A saxophone is an incredibly complex compilation of materials and design. This prototype includes 41 components, plus the springs for all the keys, which were added by hand along with any screws. The plan is to include those as part of the key printout for the next version. He’s also planning on integrating the pads that go under the keys into the next print out, but the challenge that requires a multi-material printer.

This saxophone—an alto sax—had to be assembled over the course of a few days, but Diegal then realized he could only play one note. It was a few more weeks of tinkering and ensuring that air wasn’t escaping where it shouldn’t have been—something he is still struggling with—before it sounded anything like a regular sax. On the upside, it’s really light and weighs only 20 oz.

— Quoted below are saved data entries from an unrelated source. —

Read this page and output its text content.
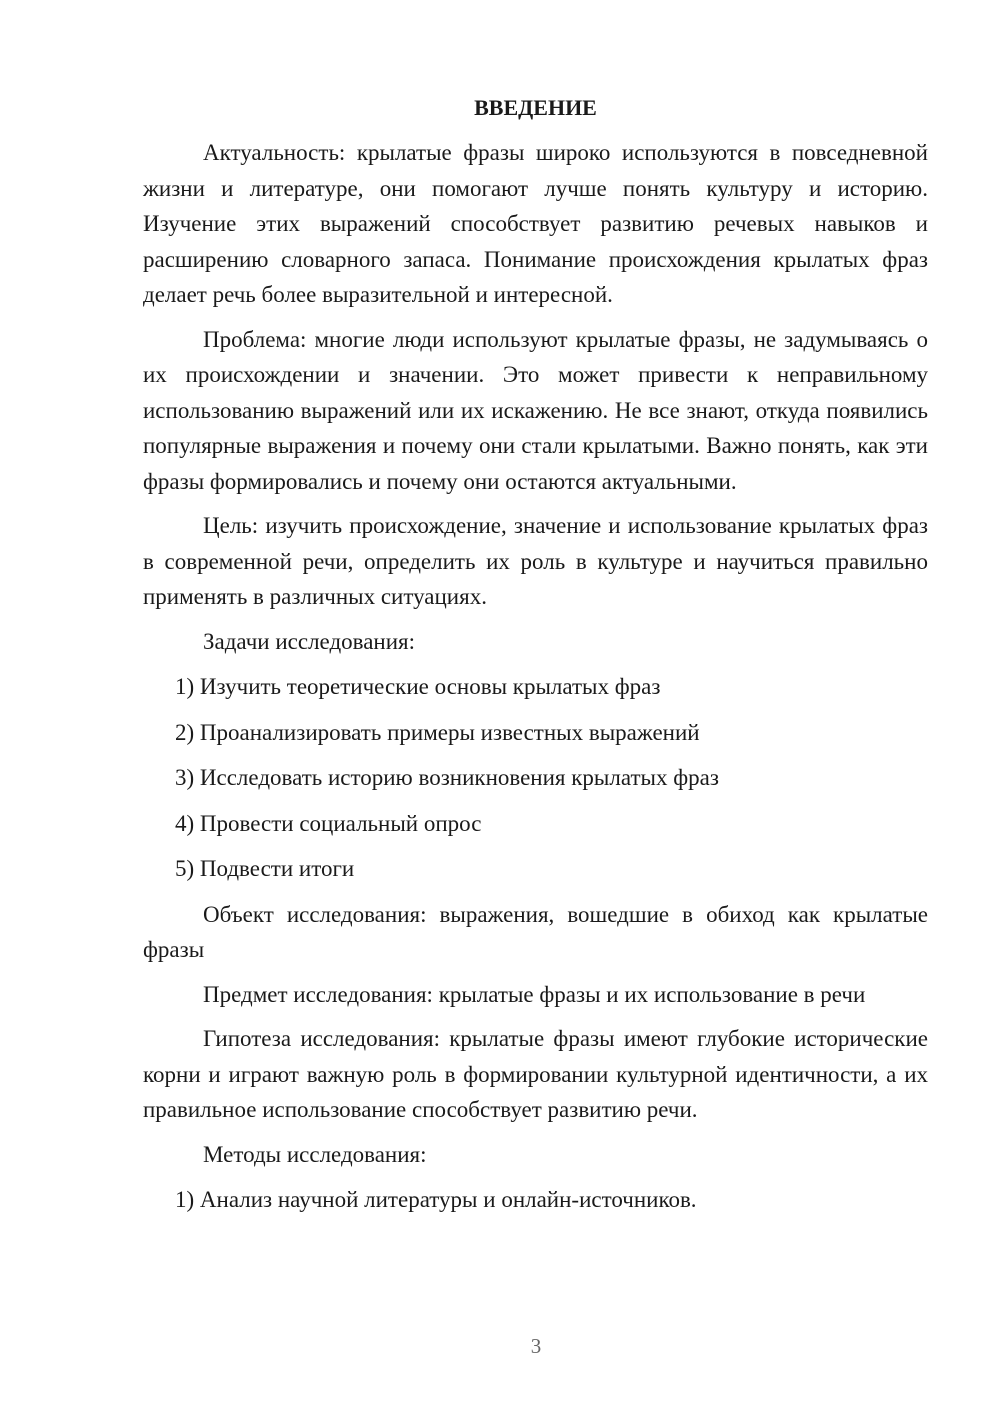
ВВЕДЕНИЕ

Актуальность: крылатые фразы широко используются в повседневной жизни и литературе, они помогают лучше понять культуру и историю. Изучение этих выражений способствует развитию речевых навыков и расширению словарного запаса. Понимание происхождения крылатых фраз делает речь более выразительной и интересной.

Проблема: многие люди используют крылатые фразы, не задумываясь о их происхождении и значении. Это может привести к неправильному использованию выражений или их искажению. Не все знают, откуда появились популярные выражения и почему они стали крылатыми. Важно понять, как эти фразы формировались и почему они остаются актуальными.

Цель: изучить происхождение, значение и использование крылатых фраз в современной речи, определить их роль в культуре и научиться правильно применять в различных ситуациях.

Задачи исследования:

1) Изучить теоретические основы крылатых фраз
2) Проанализировать примеры известных выражений
3) Исследовать историю возникновения крылатых фраз
4) Провести социальный опрос
5) Подвести итоги

Объект исследования: выражения, вошедшие в обиход как крылатые фразы

Предмет исследования: крылатые фразы и их использование в речи

Гипотеза исследования: крылатые фразы имеют глубокие исторические корни и играют важную роль в формировании культурной идентичности, а их правильное использование способствует развитию речи.

Методы исследования:

1) Анализ научной литературы и онлайн-источников.
3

Diegal makes a really interesting point in the video. He says, “I designed it the way a traditional saxophone is designed and, really, what I should be doing is redesigning it for 3D printing.” It’s a really interesting concept to say that engineers are limiting themselves by only viewing potential designs based on what’s traditionally been done. If we can just put that ingrained thought aside for a moment, it could open up an entirely new industry of product design. The focus should be on the end product, not on recreating the exact same process. You’ll see that in Diegal’s future designs, where he will utilize the benefits and account for the drawbacks of 3D printing. For example, his idea of integrating the pads and keys will correct the problem of leaks. Because everything was printed (or installed) separately, it left room for air to escape. However, if he is able to design it all so it’s one piece by utilizing the 3D printer abilities, he will end up with a much more “traditional” sax.  Plus, less assembly required.

This isn’t the first attempt at 3D-printing instruments. Diegal has also created a 3d-printed guitar.

In fact, the inspiration for the saxophone came from seeing a live set at Euromold done by a band made up of 3D-printed instruments.

This may never become a thing in the professional world, but it could significantly lessen costs for beginners and offer some flexibility in design.